In our previous two blogs, we discussed the unique differences and use cases for same-day ACH and RTP, but financial institutions and their account holders must also have a clear picture of third-party apps and their use cases. Only then will they be able to leverage the different methods to their full potential and adequately support them from a strategic standpoint.
The Rise of Third-Party Payment Apps
Third-party payment apps have been growing in popularity, and are a sound option for peer-to-peer (P2P) transactions. For P2P payments, this method is extremely convenient because it uses an identifier, such as a phone number or email address, so that consumers do not have to disclose their bank account information.Thanks to smartphones and apps like Venmo and Zelle, which facilitate mobile payments, it is extremely convenient to send virtual cash. The use of mobile payments has soared, and according to research from eMarketer, it is estimated that more than 91 million people will use these services by 2019, up from 31.4 million in 2015.
Mobile Apps Are Not Truly “Instant”
However, it is important to clarify – while these mobile services may seem “instant,” the payment is not actually settled in real-time. The value may be transferred instantly, but that does not necessarily mean the funds are immediately available. In most cases, these payment apps rely on the ability to store funds in a digital account; meaning that in order to use the money outside of the app itself, all funds must be transferred to a user’s bank account. Most people do not deposit checks anymore, but remember when it could take up to three business days for those to clear?

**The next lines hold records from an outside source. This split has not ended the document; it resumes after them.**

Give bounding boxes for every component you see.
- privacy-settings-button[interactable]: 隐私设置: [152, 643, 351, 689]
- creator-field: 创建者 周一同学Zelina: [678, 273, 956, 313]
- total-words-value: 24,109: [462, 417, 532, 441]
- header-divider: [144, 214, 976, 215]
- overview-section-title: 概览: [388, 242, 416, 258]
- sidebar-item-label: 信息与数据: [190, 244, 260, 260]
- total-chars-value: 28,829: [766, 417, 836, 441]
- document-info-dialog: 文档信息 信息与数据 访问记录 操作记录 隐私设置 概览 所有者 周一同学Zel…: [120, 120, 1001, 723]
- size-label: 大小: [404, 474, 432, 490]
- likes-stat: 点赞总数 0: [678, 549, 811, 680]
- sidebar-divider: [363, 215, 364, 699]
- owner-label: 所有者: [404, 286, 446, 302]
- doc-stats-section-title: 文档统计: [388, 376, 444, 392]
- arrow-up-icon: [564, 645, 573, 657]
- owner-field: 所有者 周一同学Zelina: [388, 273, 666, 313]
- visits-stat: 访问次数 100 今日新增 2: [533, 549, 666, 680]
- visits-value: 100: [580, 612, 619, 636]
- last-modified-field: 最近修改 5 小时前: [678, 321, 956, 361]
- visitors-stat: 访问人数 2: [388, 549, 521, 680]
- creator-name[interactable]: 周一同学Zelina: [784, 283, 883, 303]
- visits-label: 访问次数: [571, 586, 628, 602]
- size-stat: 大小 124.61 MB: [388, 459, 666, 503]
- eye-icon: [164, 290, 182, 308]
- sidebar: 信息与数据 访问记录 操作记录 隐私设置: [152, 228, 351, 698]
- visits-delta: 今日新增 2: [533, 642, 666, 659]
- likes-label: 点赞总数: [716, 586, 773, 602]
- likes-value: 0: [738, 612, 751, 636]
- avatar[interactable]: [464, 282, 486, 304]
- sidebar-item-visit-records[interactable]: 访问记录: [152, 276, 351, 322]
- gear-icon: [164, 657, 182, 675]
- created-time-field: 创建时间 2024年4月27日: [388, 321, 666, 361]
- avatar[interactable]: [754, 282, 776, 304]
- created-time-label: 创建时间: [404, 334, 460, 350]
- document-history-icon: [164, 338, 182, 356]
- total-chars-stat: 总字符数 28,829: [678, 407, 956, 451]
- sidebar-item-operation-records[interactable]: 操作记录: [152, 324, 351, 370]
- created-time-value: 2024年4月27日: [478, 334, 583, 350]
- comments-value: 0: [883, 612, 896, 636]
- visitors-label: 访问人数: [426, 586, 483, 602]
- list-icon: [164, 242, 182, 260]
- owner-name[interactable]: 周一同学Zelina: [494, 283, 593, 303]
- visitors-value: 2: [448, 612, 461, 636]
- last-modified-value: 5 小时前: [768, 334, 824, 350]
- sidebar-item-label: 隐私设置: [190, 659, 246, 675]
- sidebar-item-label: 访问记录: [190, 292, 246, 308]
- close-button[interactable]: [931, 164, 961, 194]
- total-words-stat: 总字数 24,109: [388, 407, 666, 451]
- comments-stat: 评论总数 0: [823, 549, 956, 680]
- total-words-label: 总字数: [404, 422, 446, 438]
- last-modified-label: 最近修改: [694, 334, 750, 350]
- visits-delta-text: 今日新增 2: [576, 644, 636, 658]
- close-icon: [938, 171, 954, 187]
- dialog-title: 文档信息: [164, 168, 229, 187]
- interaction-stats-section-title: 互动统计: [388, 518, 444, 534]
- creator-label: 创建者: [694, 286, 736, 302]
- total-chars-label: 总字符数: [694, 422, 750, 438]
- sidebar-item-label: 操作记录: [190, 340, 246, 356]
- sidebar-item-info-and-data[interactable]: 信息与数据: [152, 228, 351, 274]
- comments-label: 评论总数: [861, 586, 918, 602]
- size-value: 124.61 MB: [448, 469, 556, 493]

It is a fairly similar situation with third-party payment apps.
Venmo, one of the more widely popular payment apps, reports that it processes more than $1 billion per month. The standard transfer services for this app are free of charge; however, because the funds are not settled in real time, the company recently updated its terms and conditions. Now, users can make real-time transfers, but for a small fee of $0.25, deducted straight from the transfer amount.
Venmo has also stated on its website that there are plans to increase the instant transfer fee to one percent of the total transfer amount, with a minimum of $0.25. To put it in perspective –
if someone wants to send $500 as a gift, they will pay a transfer fee of $5, so they actually pay $505. These fees may not be large in size, but they do add up. Regardless, Venmo’s plans indicate the benefits of real-time transactions.
While same-day ACH, RTP and third-party apps all bring value to the payments space, deciding which is best for your financial institution and account holders requires careful consideration.